Private Comments & Your Security


While leaving "private comments" on a repo can be incredibly useful, it can get you into trouble if the wrong person sees them and disagrees with what they see. This post goes into the problems, consequences, and things that tools that provide this functionality need to do to protect their users from accidental harm.

Some Context

A while ago I wrote a tool called "Private Comments", which allows you to leave "private comments" on a codebase that aren't actually in the codebase. Imagine leaving little "breadcrumbs" for the future you that are actually attached to the relevant lines of code, and go away when that code changes, but reappear if you need to look at the relevant past version of it. It can be used for you, or shared with your team.

That's Private Comments. It's a teeny little server that runs on your computer, takes up almost no memory (~7Mb) and essentially no CPU (~0.0% at idle), and a plugin in your favorite editor1 talks to it and records or shows comments when appropriate.


Sensitive Content

There are two types of sensitive data in Private Comments.

  1. The content you write.

    1. This could be sensitive in the sense that it contains comments that, if exposed publicly, would violate your NDA. For example, leaving a comment which summarized how a sensitive process works.
    2. This could also be sensitive in the sense that when you give someone a blank notebook labeled "Private" and tell them they can write anything in it without others seeing, it's just a matter of time before they write something that others would take offense to.
  2. Metadata about the repo and its files the name of the repo, and the path to the file you're commenting on could be incredibly valuable to hackers. As such, Private Comments goes out of its way to never store this information. So, we can mostly ignore this problem.


Focusing in on the content you write:

1.a. is pretty easy to address. Just don't store your comments anywhere that violates your company's security policies. It doesn't matter who sees it, because all the people who can see it have signed the same NDA as you.

1.b. is the problem, and it's a problem in multiple ways. Let me lay out the ways I see comments being stored that could get a person in trouble if their coworkers saw it.

  1. You leave notes about things others find obvious, self evident, or ridiculous to even consider leaving a comment about.
  2. You leave "too many" comments.
  3. You leave comments they disagree with.
  4. You leave frustrated, disparaging, or unkind comments.

Depending on who finds these comments, their feelings about you, and their current state of mind, the results could range from simply lowering their opinion of your capabilities, to you getting fired. If you're working on a client's codebase it could be you and your team loosing the contract.

Keep in mind that developers generally have a low opinion of comments in code, and the comments stored in Private Comments are the things that you've decided shouldn't even be a public comment.

On top of this, most devs don't value the concept of Private Comments, and most folks in American society (and many others) are terrible about understanding and empathizing with neurodiversity, or people who see the world differently from them.

For example: I have ADHD. As a result, my memory is terrible. Like, ended up with a nail through my nose because of how bad it is. However, when someone finds out I've forgotten something important, I'm blamed. I "didn't care enough", or "must not have been paying attention". There's no consideration for the fact that my brain is physiologically different.

As a result of this poor memory, I leave myself a lot of notes. I then forget that I've left myself those notes. Thus Private Comments so that the notes I leave myself about code are in the code where I need to see them. Even though my comments tend to be purely factual, there's essentially no positive outcome to anyone else finding my comments.


Because of these issues I see it as critically important that Private Comments are never stored in the repo that you're commenting on.

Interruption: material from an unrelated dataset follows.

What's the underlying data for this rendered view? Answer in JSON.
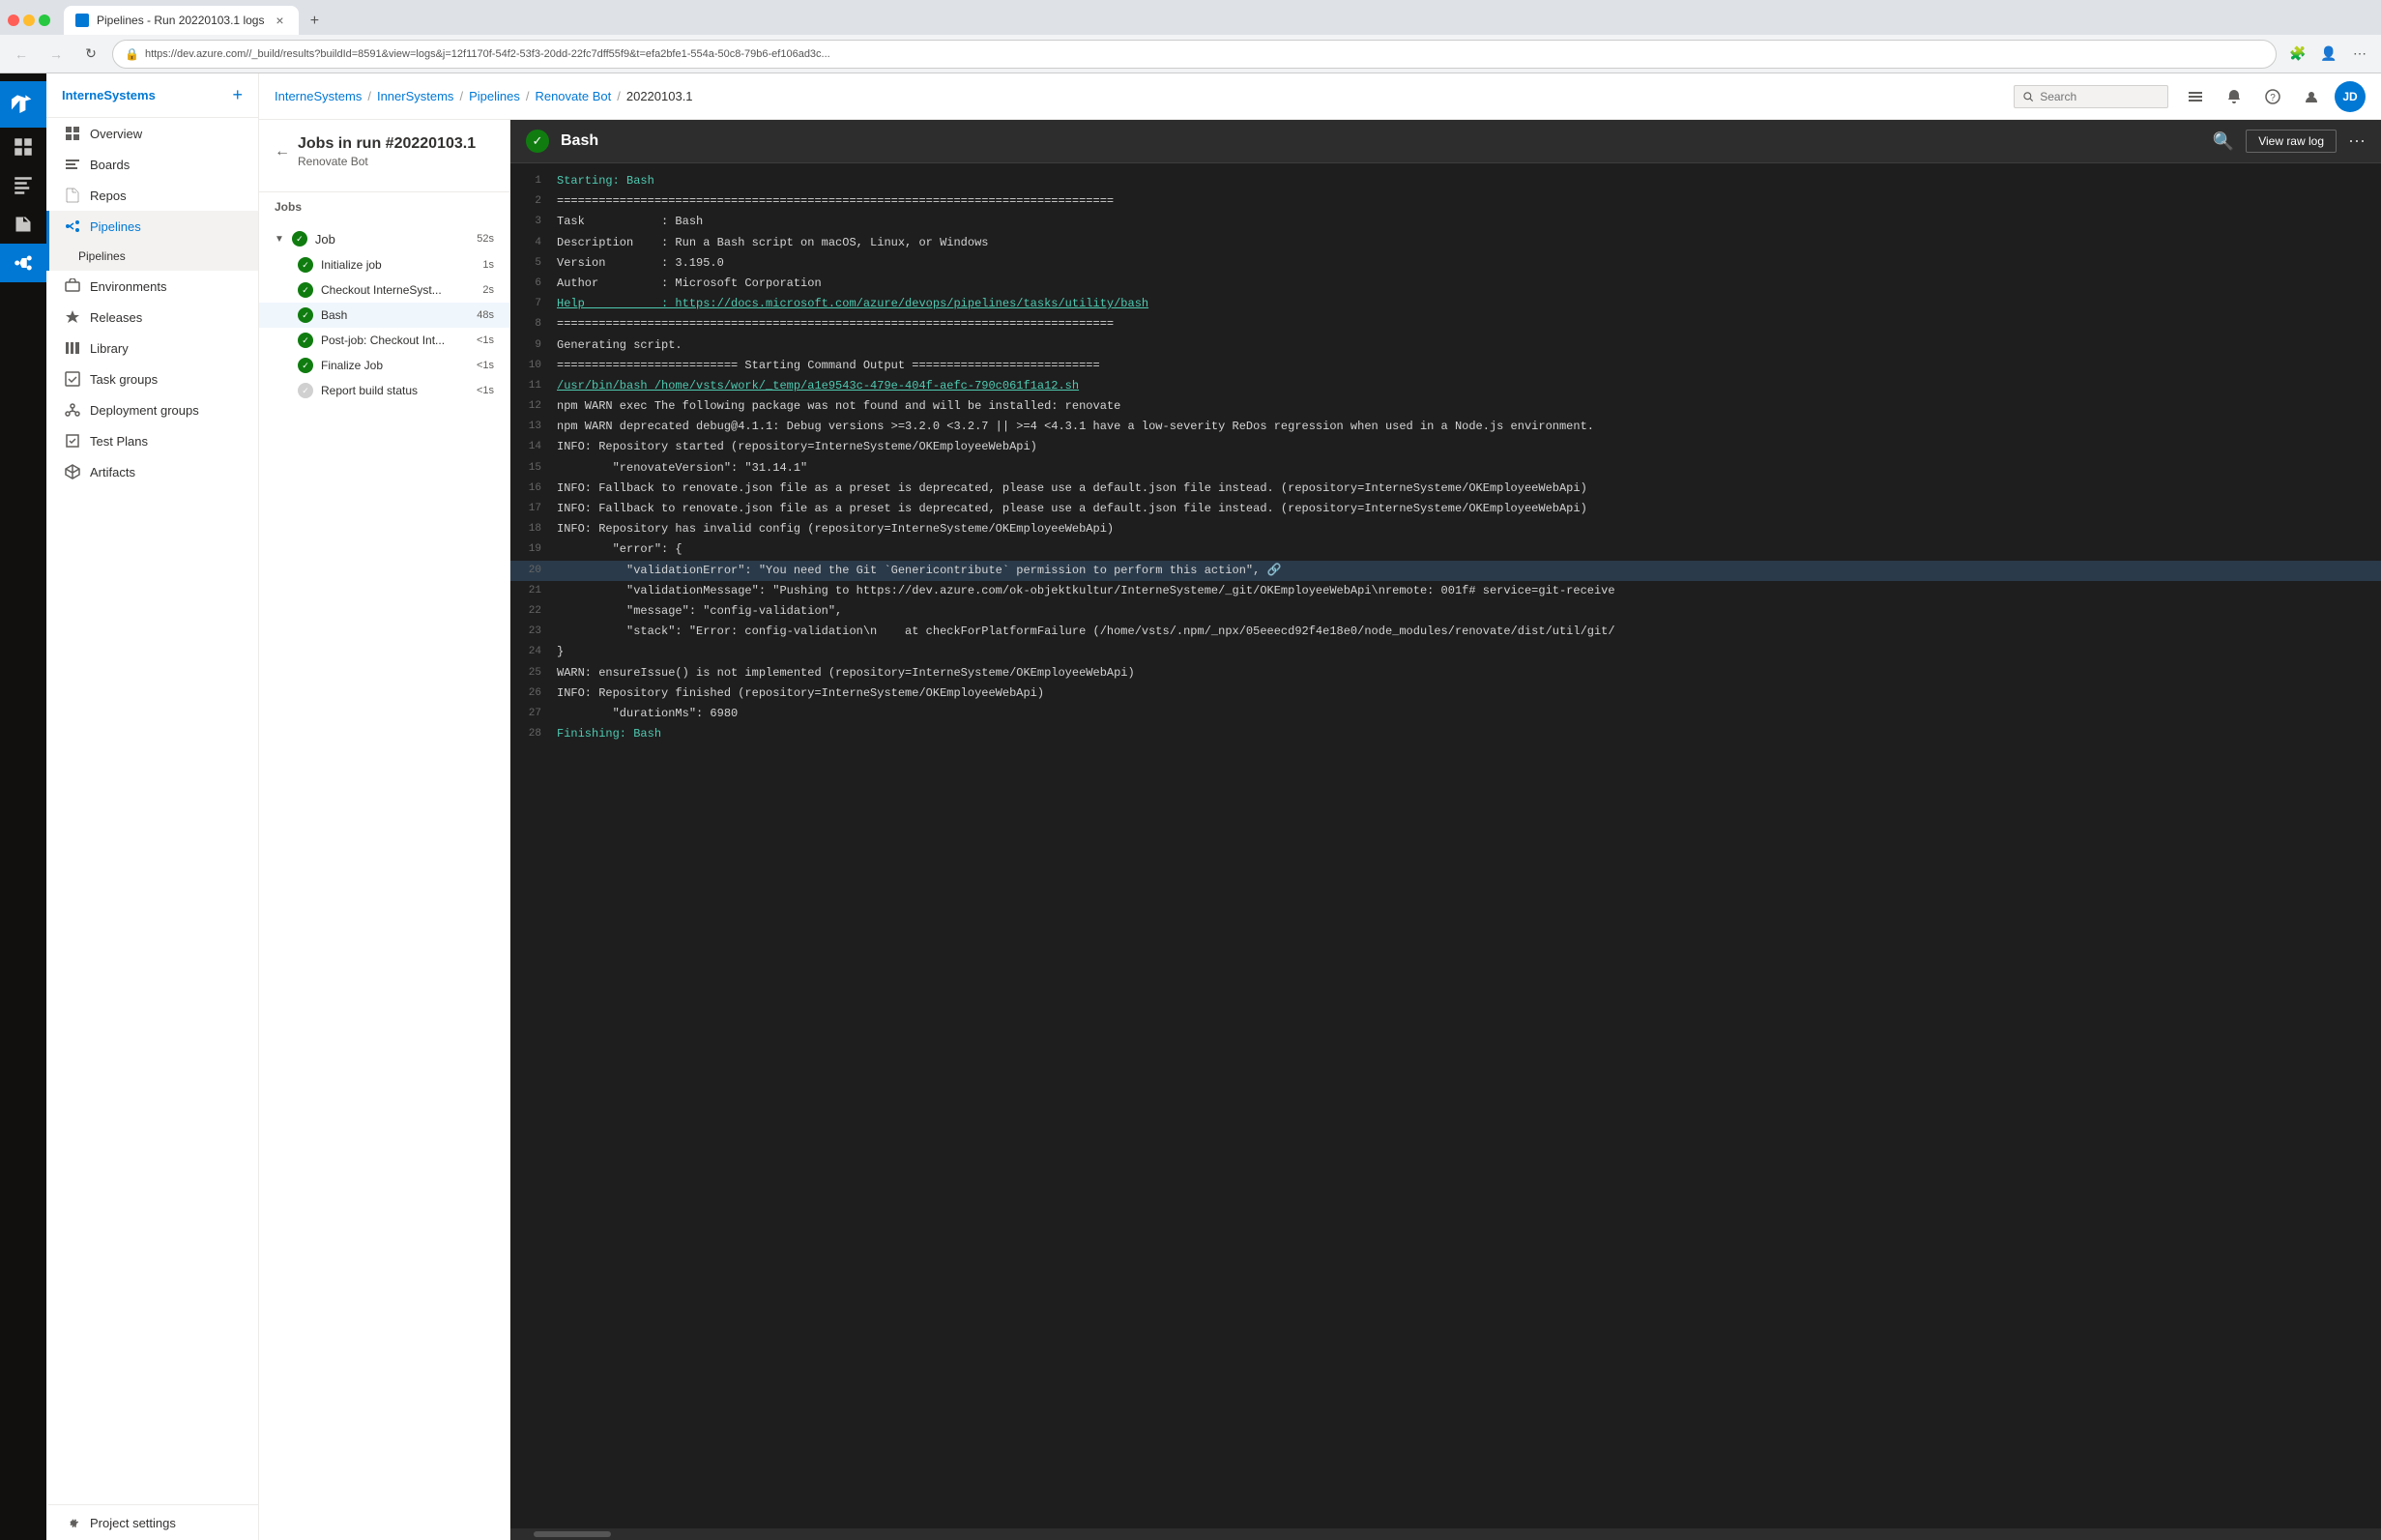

I don't care if you use Private Comments or one of its competitors2. I do care about you getting screwed over by a tool that accidentally reveals your private thoughts to others. I don't care how innocent those thoughts are. They can still be perceived badly by others, and used to hurt you.

It's important that Private Comments, or any tool like it that you consider using or creating must:

  • Never store comments in the same repository or folder structure.

    • Your "private" branches can get accidentally pushed.
    • Your "private" files can get accidentally added to commits.
  • Support encrypted comments

That's it really.

PC takes the additional step of never revealing metadata about the files you're commenting on, but it could be argued that that's overkill.

The system must allow you full control of your comments, and make it impossible for those comments to accidentally become shared with the code, even if they're not in the code.

Note: To date none of the Private Comments editor plugins support encryption. It wouldn't be hard to add symmetric encryption in the plugins if that was important to you. The server doesn't care what text you're storing as a comment and has no idea if it's encrypted or not.


Supported Editors: At the time of writing there are currently Private Comments plugins for Emacs, and Vim. The Emacs plugin is good. The Vim plugin works, but is more of a proof of concept, because VimScript is evil. Writing plugins for it is very straightforward because most of the functionality lives in the server. You just need to send HTTP request to store and retrieve them, and display the results. Check out The README and The API Docs. I'm very happy to help anyone attempting this. [Contact info here](, but I'm terrible about email.


Alas, while I've found 4 competitors (so far) they only exist as Emacs plugins.